We had vulgarities screamed at us repeatedly in the parking lots and literally nonstop by the hooligans around us in the stands. While walking through the lots we had footballs thrown at us, guys screaming curses in our faces — my daughters asked if I had heard the guy who yelled “your mother’s a whore,” which I had, but couldn’t show a reaction for fear for my daughters’ and my own safety. We finally took to shadowing two cops that were strolling through the lots until we dashed for what we thought would be the relative sanity of the stadium.

The stadium was no better. Every other word from dozens of fans around us was an f-bomb shouted at the top of their lungs. There were seven or eight large 30- to 35-year-old guys directly behind us who cursed and threatened us the entire game. After one string of profanities I turned around to look at them and the most obnoxious and combative of the bunch yelled, “Do not turn around again! Do not ever turn around again” and punctuated it with a profanity. They used gay slurs repeatedly at the husband of a middle-aged couple in front of us, the only other Saints fan in our area, and called his wife a bitch.

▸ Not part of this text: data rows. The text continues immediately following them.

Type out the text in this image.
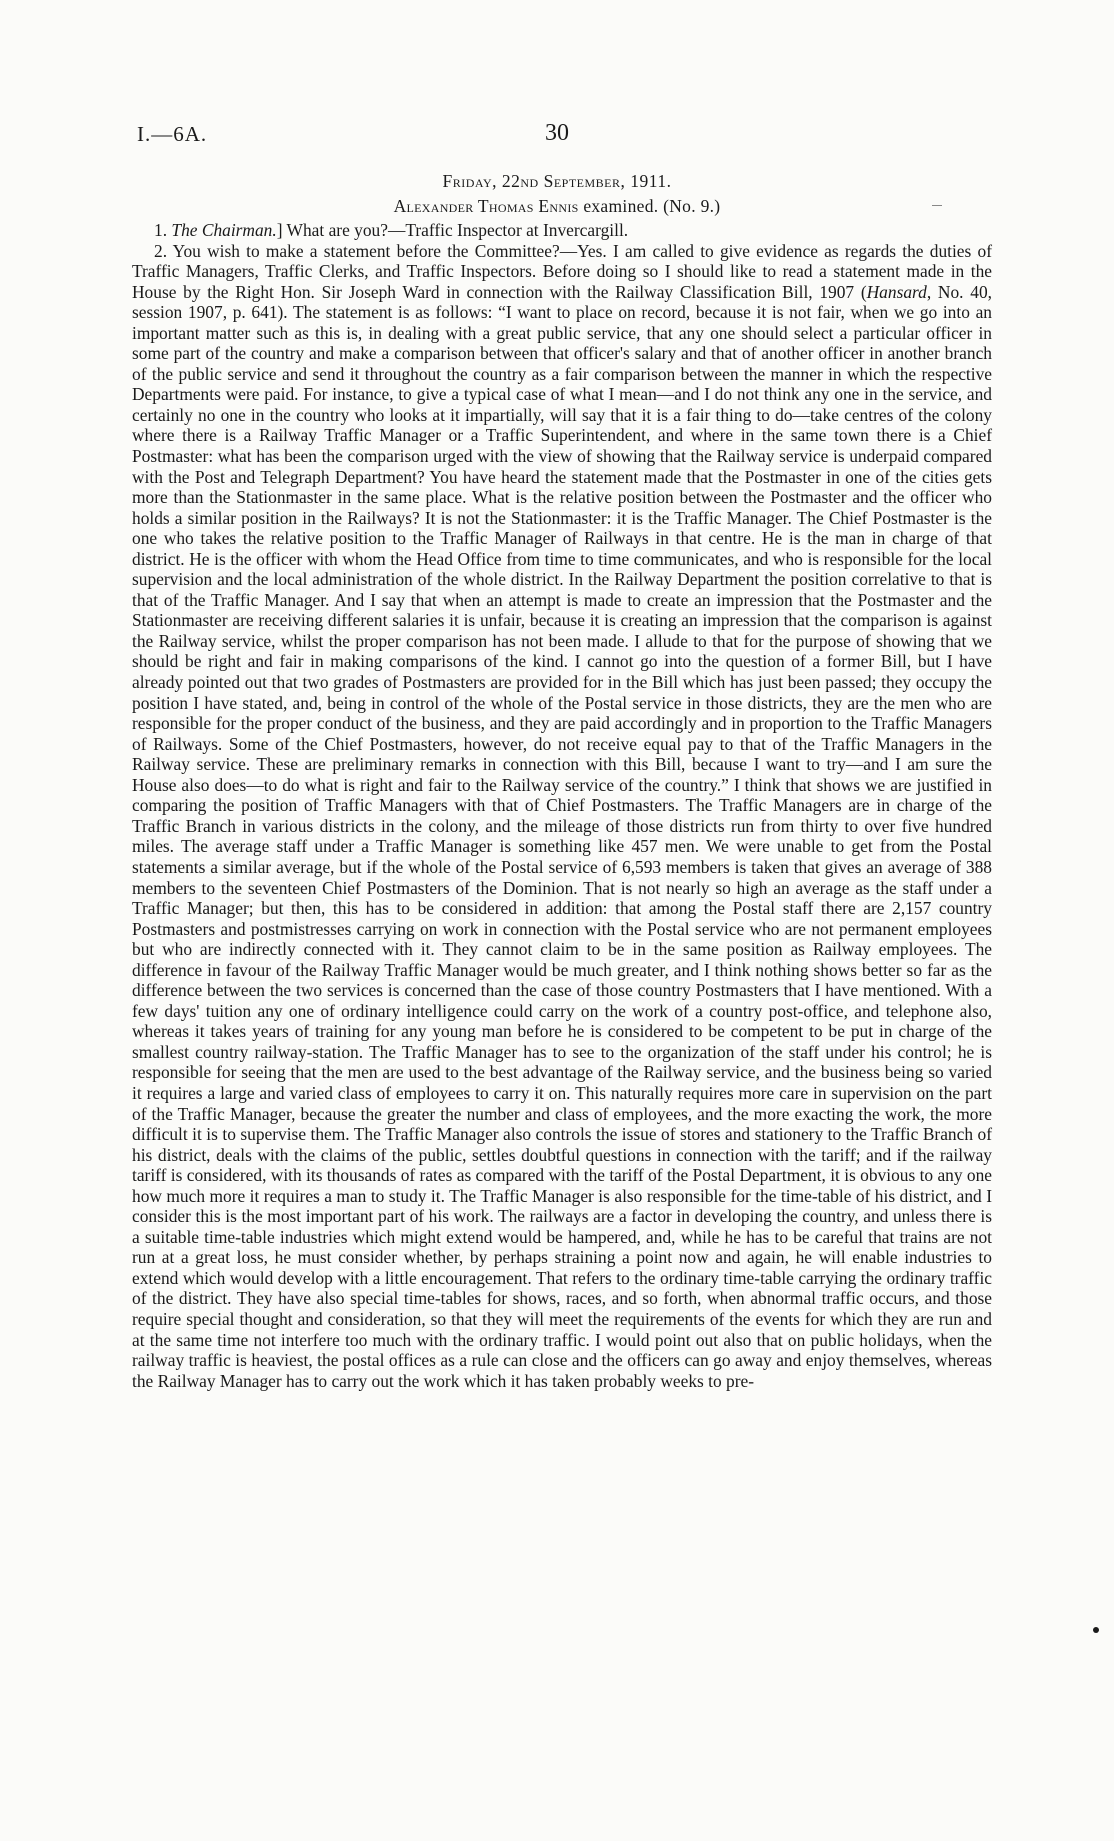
I.—6A.	30
Friday, 22nd September, 1911.
Alexander Thomas Ennis examined. (No. 9.)

1. The Chairman.] What are you?—Traffic Inspector at Invercargill.

2. You wish to make a statement before the Committee?—Yes. I am called to give evidence as regards the duties of Traffic Managers, Traffic Clerks, and Traffic Inspectors. Before doing so I should like to read a statement made in the House by the Right Hon. Sir Joseph Ward in connection with the Railway Classification Bill, 1907 (Hansard, No. 40, session 1907, p. 641). The statement is as follows: “I want to place on record, because it is not fair, when we go into an important matter such as this is, in dealing with a great public service, that any one should select a particular officer in some part of the country and make a comparison between that officer's salary and that of another officer in another branch of the public service and send it throughout the country as a fair comparison between the manner in which the respective Departments were paid. For instance, to give a typical case of what I mean—and I do not think any one in the service, and certainly no one in the country who looks at it impartially, will say that it is a fair thing to do—take centres of the colony where there is a Railway Traffic Manager or a Traffic Superintendent, and where in the same town there is a Chief Postmaster: what has been the comparison urged with the view of showing that the Railway service is underpaid compared with the Post and Telegraph Department? You have heard the statement made that the Postmaster in one of the cities gets more than the Stationmaster in the same place. What is the relative position between the Postmaster and the officer who holds a similar position in the Railways? It is not the Stationmaster: it is the Traffic Manager. The Chief Postmaster is the one who takes the relative position to the Traffic Manager of Railways in that centre. He is the man in charge of that district. He is the officer with whom the Head Office from time to time communicates, and who is responsible for the local supervision and the local administration of the whole district. In the Railway Department the position correlative to that is that of the Traffic Manager. And I say that when an attempt is made to create an impression that the Postmaster and the Stationmaster are receiving different salaries it is unfair, because it is creating an impression that the comparison is against the Railway service, whilst the proper comparison has not been made. I allude to that for the purpose of showing that we should be right and fair in making comparisons of the kind. I cannot go into the question of a former Bill, but I have already pointed out that two grades of Postmasters are provided for in the Bill which has just been passed; they occupy the position I have stated, and, being in control of the whole of the Postal service in those districts, they are the men who are responsible for the proper conduct of the business, and they are paid accordingly and in proportion to the Traffic Managers of Railways. Some of the Chief Postmasters, however, do not receive equal pay to that of the Traffic Managers in the Railway service. These are preliminary remarks in connection with this Bill, because I want to try—and I am sure the House also does—to do what is right and fair to the Railway service of the country.” I think that shows we are justified in comparing the position of Traffic Managers with that of Chief Postmasters. The Traffic Managers are in charge of the Traffic Branch in various districts in the colony, and the mileage of those districts run from thirty to over five hundred miles. The average staff under a Traffic Manager is something like 457 men. We were unable to get from the Postal statements a similar average, but if the whole of the Postal service of 6,593 members is taken that gives an average of 388 members to the seventeen Chief Postmasters of the Dominion. That is not nearly so high an average as the staff under a Traffic Manager; but then, this has to be considered in addition: that among the Postal staff there are 2,157 country Postmasters and postmistresses carrying on work in connection with the Postal service who are not permanent employees but who are indirectly connected with it. They cannot claim to be in the same position as Railway employees. The difference in favour of the Railway Traffic Manager would be much greater, and I think nothing shows better so far as the difference between the two services is concerned than the case of those country Postmasters that I have mentioned. With a few days' tuition any one of ordinary intelligence could carry on the work of a country post-office, and telephone also, whereas it takes years of training for any young man before he is considered to be competent to be put in charge of the smallest country railway-station. The Traffic Manager has to see to the organization of the staff under his control; he is responsible for seeing that the men are used to the best advantage of the Railway service, and the business being so varied it requires a large and varied class of employees to carry it on. This naturally requires more care in supervision on the part of the Traffic Manager, because the greater the number and class of employees, and the more exacting the work, the more difficult it is to supervise them. The Traffic Manager also controls the issue of stores and stationery to the Traffic Branch of his district, deals with the claims of the public, settles doubtful questions in connection with the tariff; and if the railway tariff is considered, with its thousands of rates as compared with the tariff of the Postal Department, it is obvious to any one how much more it requires a man to study it. The Traffic Manager is also responsible for the time-table of his district, and I consider this is the most important part of his work. The railways are a factor in developing the country, and unless there is a suitable time-table industries which might extend would be hampered, and, while he has to be careful that trains are not run at a great loss, he must consider whether, by perhaps straining a point now and again, he will enable industries to extend which would develop with a little encouragement. That refers to the ordinary time-table carrying the ordinary traffic of the district. They have also special time-tables for shows, races, and so forth, when abnormal traffic occurs, and those require special thought and consideration, so that they will meet the requirements of the events for which they are run and at the same time not interfere too much with the ordinary traffic. I would point out also that on public holidays, when the railway traffic is heaviest, the postal offices as a rule can close and the officers can go away and enjoy themselves, whereas the Railway Manager has to carry out the work which it has taken probably weeks to pre-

One of my daughters asked me, “Why don’t you do something, Daddy?” Do what? Fight 10 guys, call/text security when all those guys behind me would know who would have fingered them?
Leave early? We almost did.

The hostility and threats of violence were a constant throughout our experience. It appeared to be ingrained in the fans’ culture, similar to the hooliganism that destroyed the reputation of English soccer. The long wait for the playoffs, the excitement of a big game? No excuse. I’ve been to big games in venues around the world and believe me, I’ve been a Saints fan my whole life so I certainly know about long playoff waits. The Vikings fans in the tailgate parties before the NFC championship game were eating crayfish and dancing along with the Saints fans — they weren’t threatened, they were having a great time.

Every 49ers fan, the team and it’s owners should be ashamed and embarrassed to wear the red and gold today. They won the game but are losers in every other way.